Market participants attributed the peso’s weakness to sustained demand for the dollar, driven largely by rising oil prices and geopolitical risks.

A trader said the currency continued to slide as global crude prices climbed on expectations of an extended blockade affecting Iranian oil exports, which could tighten supply in the global market.

Oil prices rose further on Wednesday, extending a multi-day rally. Brent crude futures climbed above $112 per barrel, while US West Texas Intermediate (WTI) crude breached the $100 level.

The continued gains reflect concerns that supply disruptions in the Middle East could persist, especially with reports that the US might prolong its blockade targeting Iranian ports.

Michael L. Ricafort, chief economist at Rizal Commercial Banking Corp., said the war could constrain global oil supply and push fuel costs higher, adding pressure on the peso.

Higher oil prices typically widen the Philippines’ trade deficit since the country is heavily dependent on imported fuel.

He added that dollar demand was also boosted by hedging activity after the peso breached the P61-a-dollar level.

“The breach above P61 since Tuesday was largely triggered by some hedging activities on the country’s fuel imports and the importation of other goods in view of the state of national energy emergency that came into effect on March 24,” Mr. Ricafort said via Viber.

Another trader said expectations of prolonged elevated interest rates in the US also supported the dollar.

Market sentiment has shifted toward a later timeline for policy easing, with some investors now expecting the US Federal Reserve to delay rate cuts until much later than previously anticipated.

The dollar edged higher against major currencies as investors awaited the Federal Reserve’s policy decision later in the day. While the central bank was widely expected to keep rates unchanged, markets were closely watching for signals on the future policy path and the economic impact of the US-Israel war on Iran.

The euro and British pound both slipped slightly against the dollar, reflecting the greenback’s broad-based strength. Analysts said the dollar’s resilience underscores its status as a safe-haven asset during periods of global uncertainty.

CORRECTIVE PULLBACK
A third trader noted that the peso was also pressured by concerns over domestic inflation and economic growth.

The Bangko Sentral ng Pilipinas (BSP) last week raised its inflation forecasts, projecting it to average 6.3% this year and 4.3% in 2027 — both above its 2%-4% target.

These upward revisions come amid rising global commodity prices, particularly oil, which could feed into higher transport and production costs.

Inflation is also expected to remain above 5% for the rest of the year, adding to concerns about purchasing power and economic stability.

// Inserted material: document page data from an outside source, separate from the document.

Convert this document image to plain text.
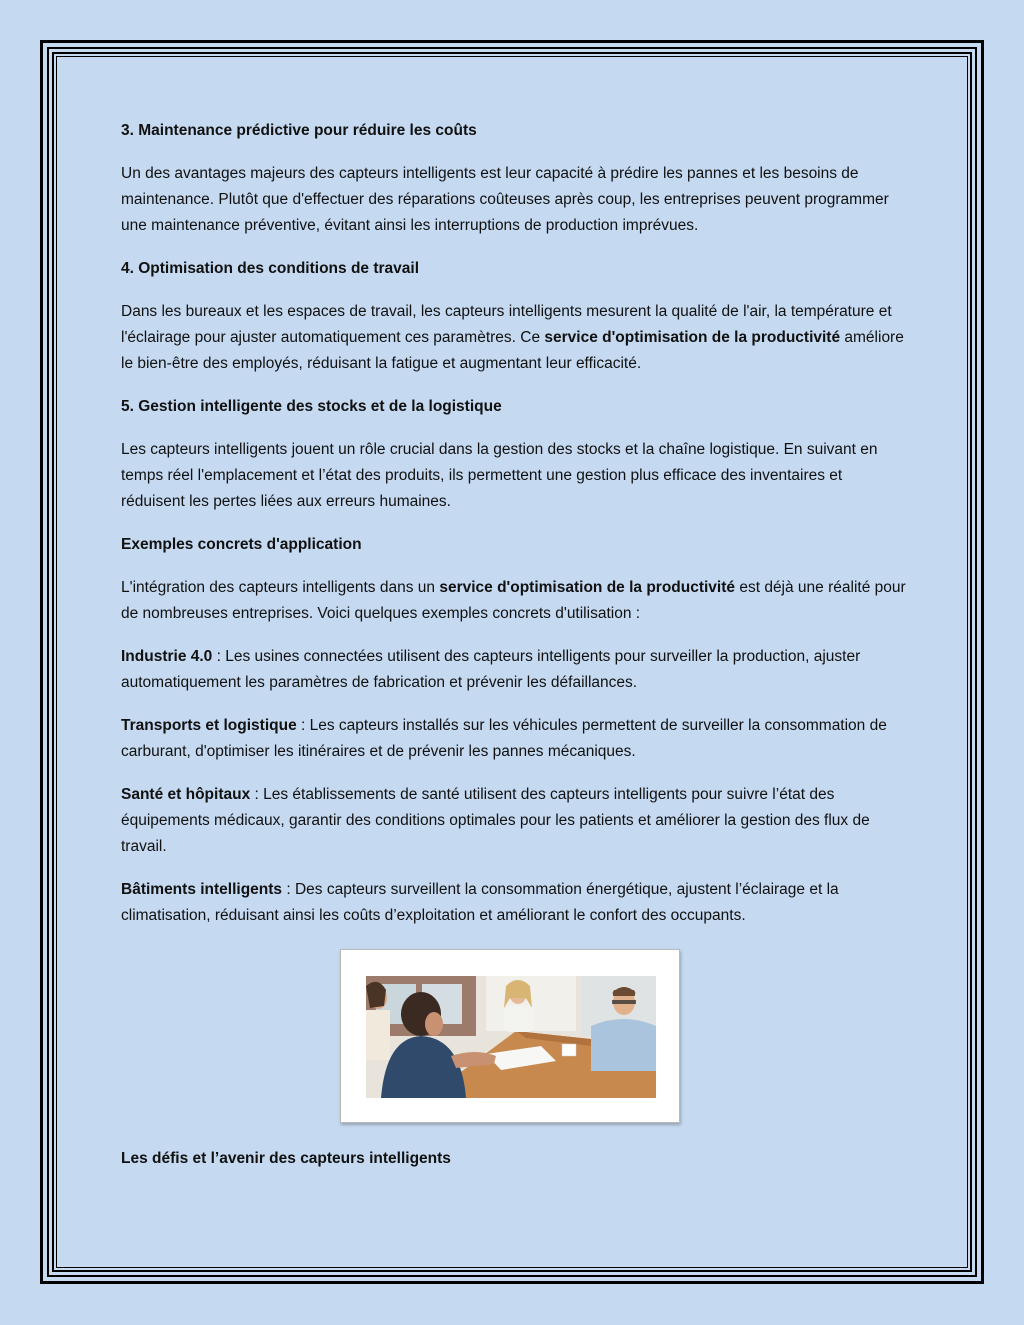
3. Maintenance prédictive pour réduire les coûts

Un des avantages majeurs des capteurs intelligents est leur capacité à prédire les pannes et les besoins de maintenance. Plutôt que d'effectuer des réparations coûteuses après coup, les entreprises peuvent programmer une maintenance préventive, évitant ainsi les interruptions de production imprévues.

4. Optimisation des conditions de travail

Dans les bureaux et les espaces de travail, les capteurs intelligents mesurent la qualité de l'air, la température et l'éclairage pour ajuster automatiquement ces paramètres. Ce service d'optimisation de la productivité améliore le bien-être des employés, réduisant la fatigue et augmentant leur efficacité.

5. Gestion intelligente des stocks et de la logistique

Les capteurs intelligents jouent un rôle crucial dans la gestion des stocks et la chaîne logistique. En suivant en temps réel l'emplacement et l’état des produits, ils permettent une gestion plus efficace des inventaires et réduisent les pertes liées aux erreurs humaines.

Exemples concrets d'application

L'intégration des capteurs intelligents dans un service d'optimisation de la productivité est déjà une réalité pour de nombreuses entreprises. Voici quelques exemples concrets d'utilisation :

Industrie 4.0 : Les usines connectées utilisent des capteurs intelligents pour surveiller la production, ajuster automatiquement les paramètres de fabrication et prévenir les défaillances.

Transports et logistique : Les capteurs installés sur les véhicules permettent de surveiller la consommation de carburant, d'optimiser les itinéraires et de prévenir les pannes mécaniques.

Santé et hôpitaux : Les établissements de santé utilisent des capteurs intelligents pour suivre l’état des équipements médicaux, garantir des conditions optimales pour les patients et améliorer la gestion des flux de travail.

Bâtiments intelligents : Des capteurs surveillent la consommation énergétique, ajustent l’éclairage et la climatisation, réduisant ainsi les coûts d’exploitation et améliorant le confort des occupants.

Les défis et l’avenir des capteurs intelligents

The BSP last week raised its key policy rate by 25 basis points to 4.5%, its first rate hike since October 2023 and signaling a shift away from its previous easing cycle.

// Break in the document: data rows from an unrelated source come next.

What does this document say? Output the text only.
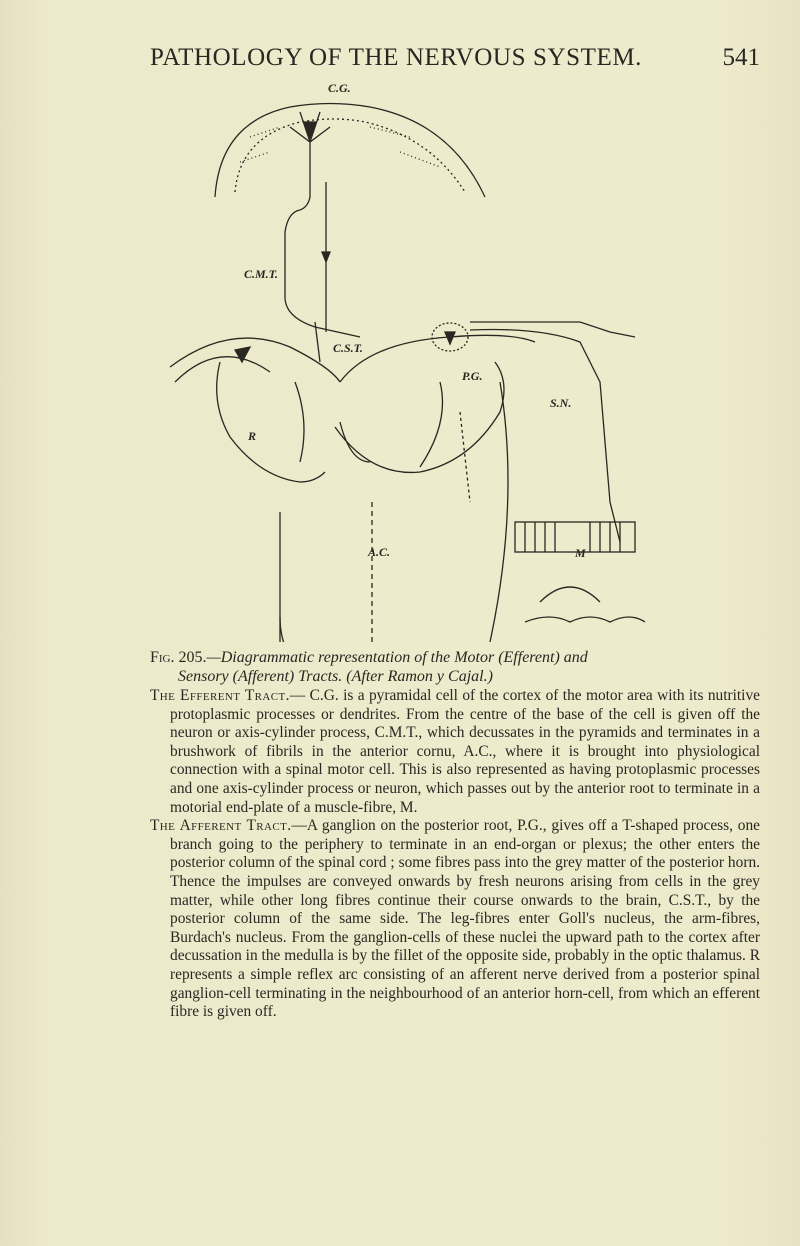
PATHOLOGY OF THE NERVOUS SYSTEM.	541
C.G.
C.M.T.
C.S.T.
P.G.
S.N.
R
A.C.	M
Fig. 205.—Diagrammatic representation of the Motor (Efferent) and
Sensory (Afferent) Tracts. (After Ramon y Cajal.)

The Efferent Tract.— C.G. is a pyramidal cell of the cortex of the motor area with its nutritive protoplasmic processes or dendrites. From the centre of the base of the cell is given off the neuron or axis-cylinder process, C.M.T., which decussates in the pyramids and terminates in a brushwork of fibrils in the anterior cornu, A.C., where it is brought into physiological connection with a spinal motor cell. This is also represented as having protoplasmic processes and one axis-cylinder process or neuron, which passes out by the anterior root to terminate in a motorial end-plate of a muscle-fibre, M.

The Afferent Tract.—A ganglion on the posterior root, P.G., gives off a T-shaped process, one branch going to the periphery to terminate in an end-organ or plexus; the other enters the posterior column of the spinal cord ; some fibres pass into the grey matter of the posterior horn. Thence the impulses are conveyed onwards by fresh neurons arising from cells in the grey matter, while other long fibres continue their course onwards to the brain, C.S.T., by the posterior column of the same side. The leg-fibres enter Goll's nucleus, the arm-fibres, Burdach's nucleus. From the ganglion-cells of these nuclei the upward path to the cortex after decussation in the medulla is by the fillet of the opposite side, probably in the optic thalamus. R represents a simple reflex arc consisting of an afferent nerve derived from a posterior spinal ganglion-cell terminating in the neighbourhood of an anterior horn-cell, from which an efferent fibre is given off.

Central bank officials have said further tightening might be needed to contain inflationary pressures.

Traders said the peso’s movement would continue to depend on global developments, particularly oil prices and US monetary policy signals.

Some expect a corrective pullback if the currency approaches the P61.80 level, although risks remain tilted to further weakness.

For the near term, analysts expect the peso to trade at P61.40 to P61.70, with volatility likely to persist amid the war and shifting market expectations.